Suppose $S$ is an affine subspace of $\mathbb{R}^n$ of dimension $n-1$ which contains the point $P=(p_1,\ldots,p_{n-1},p_n)$, if $X=(x_1,\ldots,x_{n-1},x_n)$ is a point of $\mathbb{R}^n$ is it "right" to say: $$X \in S \iff x_n=p_n+ \langle (tan \ \theta_1,\ldots,tan \ \theta_{n-1}),(x_1 - p_1,\ldots ,x_{n-1}-p_{n-1})\rangle$$ where $\theta_i$ denotes the angle between $S$ and the $x_i$ axis?
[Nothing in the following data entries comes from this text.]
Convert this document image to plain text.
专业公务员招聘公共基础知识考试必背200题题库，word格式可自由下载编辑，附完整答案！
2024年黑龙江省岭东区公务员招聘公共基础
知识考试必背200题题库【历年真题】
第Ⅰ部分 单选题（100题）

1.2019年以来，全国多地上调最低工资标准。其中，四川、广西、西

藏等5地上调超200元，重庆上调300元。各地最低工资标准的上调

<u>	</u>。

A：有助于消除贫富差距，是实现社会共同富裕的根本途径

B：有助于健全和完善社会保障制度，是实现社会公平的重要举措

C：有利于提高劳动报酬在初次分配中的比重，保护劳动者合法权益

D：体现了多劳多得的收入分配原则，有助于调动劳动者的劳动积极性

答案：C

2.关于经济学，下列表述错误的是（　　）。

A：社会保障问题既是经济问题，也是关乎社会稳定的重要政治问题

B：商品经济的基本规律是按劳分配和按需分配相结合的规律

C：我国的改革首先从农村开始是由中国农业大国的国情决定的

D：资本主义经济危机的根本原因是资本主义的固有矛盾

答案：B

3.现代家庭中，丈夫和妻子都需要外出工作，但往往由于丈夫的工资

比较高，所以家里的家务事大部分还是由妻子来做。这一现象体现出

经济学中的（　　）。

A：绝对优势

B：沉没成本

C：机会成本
I'm asking if it's "right" because I'm not really sure if it makes sense to talk about the angle between $S$ and the $x_i$ axis when we're dealing with $n>3$ since I'm having trouble trying to visualize for example a 3-dimentional subspace of $\mathbb{R}^4$ cutting at some point one of the axis. I'm just trying to generalize the equation of a line in $\mathbb{R}^2$ or a plane in $\mathbb{R}^3$ but I have to admit I don't know much of affine spaces, I took a two-semesters course on linear algebra but it didn't cover that topic.
Thanks
Informally an affine subspace is a linear subspace (which necessarily contains the origin) possibly shifted by some fixed vector.
So we can indeed split the the point $x$ into a fixed position vector $p$ and a vector from a linear subspace $v$: $$ x = p + v $$ For a slope $m$ of a function of one variable we have $$ \tan \theta = \frac{m}{1} = \frac{\Delta y}{\Delta x} \to y'(x) $$ Your vector $t = (\tan \theta_1, \dotsc, \tan \theta_n)$ seems to be a gradient $\DeclareMathOperator{grad}{grad}\grad f = (\partial f / \partial x_1, \dotsc, \partial f / \partial x_n)$. For a plane it would be a normal vector of that plane.
Your equation, which I interpret as $$ x_n = p_n + \alpha t + \beta (x-p) $$ for some scalar values $\alpha$, $\beta$ does not make sense to me. It ought to be $$ x_n = p_n + \alpha v_1 + \beta (x-p) $$ with $v_1$ being another vector within the plane, next to $x - p$, but linear independent from it.
You can make use of a normal vector like this:
The affine subspace $S$ is an affine hyperplane (subspace of dimension $n-1$), thus its points $x \in S$ fulfill an equation $$ a \cdot x = b $$ for some non zero vector $a$ and some scalar $b$ which can be divided by $\lVert a \rVert$ on both sides to give the equation $$ n \cdot x = d $$ for a unit normal vector $n$ of $S$ and distance $\lvert d\rvert$ of $S$ to the origin.
The angle between $n$ and $e_i$ by definition of the scalar product is $$ n_i = n \cdot e_i = \lVert n \rVert \lVert e_i \rVert \cos \angle(n, e_i) = \cos \angle(n, e_i) $$ which is the $i$-th component of $n$.
The advantage seems to me that there are only two unit normal vectors $\pm n$ to a hyperplane (two sides), while there are infinite many vectors within (parallel to) the plane and therefore only one or two angles $\pm n_i$ exist to choose from.